Saturday, 19 April 2014

'Good People' at the Noel Coward Theatre

'Good People' is a new play put on at Hampstead Theatre which has transferred to the West End for a month or two at the Noel Coward Theatre. It's set in Boston and stars Imelda Staunton as Margie, the mother of a disabled daughter who is desperate to pay next month's rent on their small apartment.

It starts with Margie getting fired from her job at the tills at a dollar shop, and then, talking to a friend, she finds out that an old boyfriend is now a fancy doctor and she goes to his office to see if he has a job she could have. He doesn't have a job to offer but she wangles an invitation to a party at his house in the suburbs on the off-chance that one of his posh friends might have a job and that is where the problems really start.

It's an odd play in a sense, a small cast of six people telling a rather small story of a desperate woman needing to earn some money. On the other hand, that's probably the biggest story there is, the need to survive and keep a roof over your head and food on the table. Her life is work and going to bingo with her loud, opinionated friends and, compared to them, she comes across as the nice one. Being 'nice' is important to Margie and is played on later in the second half when she claims to be nice but the doctor's wife challenges that. And, strangely enough, in the last few lines of the play, it turns out she really is nice.

It's not all desperate and serious. There are some nice comedy moments thrown in to lighten the tension, such as Margie responding with 'How the fuck would I know' when asked if the wine is good since she's never tasted it before. And then there are the hideous bunnies one of her friends makes to sell for $5 each. But the centre of the play is class, ambition, the gap between rich and poor and the lack of choice forced on some people. We learn that the upper middle class doctor's life would have been very different if his father hadn't stopped him killing a black kid back in his teens. The now urbane doctor gradually frays at the edges until he almost attacks Margie in the heat of argument and we see that nothing really changes.
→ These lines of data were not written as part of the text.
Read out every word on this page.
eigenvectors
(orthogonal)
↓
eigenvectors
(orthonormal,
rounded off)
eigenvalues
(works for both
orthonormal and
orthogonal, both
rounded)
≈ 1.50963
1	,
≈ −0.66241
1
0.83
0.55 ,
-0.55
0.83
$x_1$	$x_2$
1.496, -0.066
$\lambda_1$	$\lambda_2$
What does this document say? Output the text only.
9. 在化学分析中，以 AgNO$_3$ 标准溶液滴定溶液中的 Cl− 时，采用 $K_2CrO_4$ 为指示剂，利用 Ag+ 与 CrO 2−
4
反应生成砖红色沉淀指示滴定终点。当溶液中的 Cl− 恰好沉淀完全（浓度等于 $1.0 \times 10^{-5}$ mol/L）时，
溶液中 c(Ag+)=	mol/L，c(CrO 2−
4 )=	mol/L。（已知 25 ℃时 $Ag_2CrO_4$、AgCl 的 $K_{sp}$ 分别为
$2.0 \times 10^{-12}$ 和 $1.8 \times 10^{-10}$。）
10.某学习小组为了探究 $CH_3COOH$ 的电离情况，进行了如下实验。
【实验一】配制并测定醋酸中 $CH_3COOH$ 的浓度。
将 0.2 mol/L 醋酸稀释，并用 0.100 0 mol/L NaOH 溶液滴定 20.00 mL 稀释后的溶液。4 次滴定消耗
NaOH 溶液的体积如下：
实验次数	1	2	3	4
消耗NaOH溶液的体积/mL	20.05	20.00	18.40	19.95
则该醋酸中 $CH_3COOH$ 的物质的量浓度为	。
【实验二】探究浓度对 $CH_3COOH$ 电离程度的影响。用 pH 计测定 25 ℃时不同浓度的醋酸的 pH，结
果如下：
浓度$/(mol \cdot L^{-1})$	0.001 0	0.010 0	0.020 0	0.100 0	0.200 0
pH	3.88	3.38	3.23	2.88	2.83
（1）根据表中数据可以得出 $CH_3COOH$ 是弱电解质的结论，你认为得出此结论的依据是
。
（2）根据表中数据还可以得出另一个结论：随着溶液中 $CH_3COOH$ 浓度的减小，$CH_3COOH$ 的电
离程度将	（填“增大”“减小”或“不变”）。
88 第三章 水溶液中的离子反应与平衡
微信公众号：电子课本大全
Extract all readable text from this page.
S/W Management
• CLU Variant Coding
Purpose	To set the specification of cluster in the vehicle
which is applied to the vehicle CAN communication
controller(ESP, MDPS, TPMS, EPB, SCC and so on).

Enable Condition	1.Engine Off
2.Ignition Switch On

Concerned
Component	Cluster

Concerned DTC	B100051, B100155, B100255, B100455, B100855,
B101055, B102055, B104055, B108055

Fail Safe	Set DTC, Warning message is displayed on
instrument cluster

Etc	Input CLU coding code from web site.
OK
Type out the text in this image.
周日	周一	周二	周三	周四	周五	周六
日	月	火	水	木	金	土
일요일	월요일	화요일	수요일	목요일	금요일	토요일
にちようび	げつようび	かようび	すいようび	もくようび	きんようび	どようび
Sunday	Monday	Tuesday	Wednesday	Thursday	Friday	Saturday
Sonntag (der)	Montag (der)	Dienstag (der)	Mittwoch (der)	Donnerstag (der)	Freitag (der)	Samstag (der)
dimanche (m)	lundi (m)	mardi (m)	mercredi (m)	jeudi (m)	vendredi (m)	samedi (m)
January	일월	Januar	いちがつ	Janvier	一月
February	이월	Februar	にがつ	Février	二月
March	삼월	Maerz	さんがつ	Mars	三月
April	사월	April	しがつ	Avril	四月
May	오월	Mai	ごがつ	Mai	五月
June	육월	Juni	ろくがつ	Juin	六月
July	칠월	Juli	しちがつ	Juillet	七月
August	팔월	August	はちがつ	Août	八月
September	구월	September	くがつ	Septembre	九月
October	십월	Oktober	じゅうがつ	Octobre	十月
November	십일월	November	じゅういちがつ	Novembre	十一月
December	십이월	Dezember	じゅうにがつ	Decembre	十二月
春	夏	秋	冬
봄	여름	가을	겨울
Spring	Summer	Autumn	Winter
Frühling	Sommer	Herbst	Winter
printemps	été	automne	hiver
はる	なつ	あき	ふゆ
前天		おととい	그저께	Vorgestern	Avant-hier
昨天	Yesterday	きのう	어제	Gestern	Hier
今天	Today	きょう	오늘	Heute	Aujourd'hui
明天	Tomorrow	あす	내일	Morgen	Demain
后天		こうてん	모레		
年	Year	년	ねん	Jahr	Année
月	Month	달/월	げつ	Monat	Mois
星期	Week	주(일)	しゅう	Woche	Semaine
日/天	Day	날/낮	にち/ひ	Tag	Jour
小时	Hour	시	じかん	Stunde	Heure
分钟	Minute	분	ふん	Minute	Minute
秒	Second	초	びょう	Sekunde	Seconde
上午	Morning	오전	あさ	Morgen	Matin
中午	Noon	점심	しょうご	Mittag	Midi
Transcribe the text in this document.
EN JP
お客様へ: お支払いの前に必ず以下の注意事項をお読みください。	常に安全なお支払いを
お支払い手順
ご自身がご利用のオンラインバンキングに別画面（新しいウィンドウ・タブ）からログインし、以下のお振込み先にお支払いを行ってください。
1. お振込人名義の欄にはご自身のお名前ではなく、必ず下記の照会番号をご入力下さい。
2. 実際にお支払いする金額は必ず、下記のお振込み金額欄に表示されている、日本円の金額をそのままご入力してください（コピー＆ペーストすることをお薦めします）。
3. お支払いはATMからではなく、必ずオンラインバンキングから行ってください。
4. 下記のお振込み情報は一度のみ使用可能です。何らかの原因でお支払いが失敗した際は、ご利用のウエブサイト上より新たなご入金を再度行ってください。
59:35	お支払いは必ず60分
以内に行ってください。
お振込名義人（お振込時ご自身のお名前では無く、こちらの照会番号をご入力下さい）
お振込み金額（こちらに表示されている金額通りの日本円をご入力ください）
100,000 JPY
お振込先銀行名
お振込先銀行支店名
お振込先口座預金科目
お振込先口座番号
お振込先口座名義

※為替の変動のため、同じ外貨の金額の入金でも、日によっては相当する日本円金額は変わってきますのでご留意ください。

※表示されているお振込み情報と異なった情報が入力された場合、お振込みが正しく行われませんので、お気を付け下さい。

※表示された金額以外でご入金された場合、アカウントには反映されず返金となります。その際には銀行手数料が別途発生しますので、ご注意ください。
One of her friends suggests early in the play that she tells the good doctor that he fathered her disabled daughter in their summer romance before he left for college and medical school, something Margie doesn't want to do because it's not 'nice'. Later on she says exactly that and explains that she didn't say anything years ago because she didn't want to hold him back from escaping their poor neighbourhood. Then, in the heat of argument, she retracts it.

In almost the final lines of the play, back in the bingo hall when she finds that her boss at the dollar store has paid her rent from his own bingo winnings, we find out that her story is true and her friends have known all along.  Her life will go on living hand to mouth and have a very narrow focus of being trapped in her small neighbourhood but she's done the right thing in her own mind. She's still independent and still optimistic that she'll get another job. That's a powerful scene and confirms that Margie is, indeed, good people.

Imelda gives good Margie and Angel Coulby was good as the doctor's wife (yes, Guinevere from 'Merlin') but I'm less confident of Lloyd Owen as the doctor. It's an interesting play but I left puzzled that the producers had left it in its American setting when it could easily have been placed in any town in Britain. After all, we have enough pound shops of our own these days.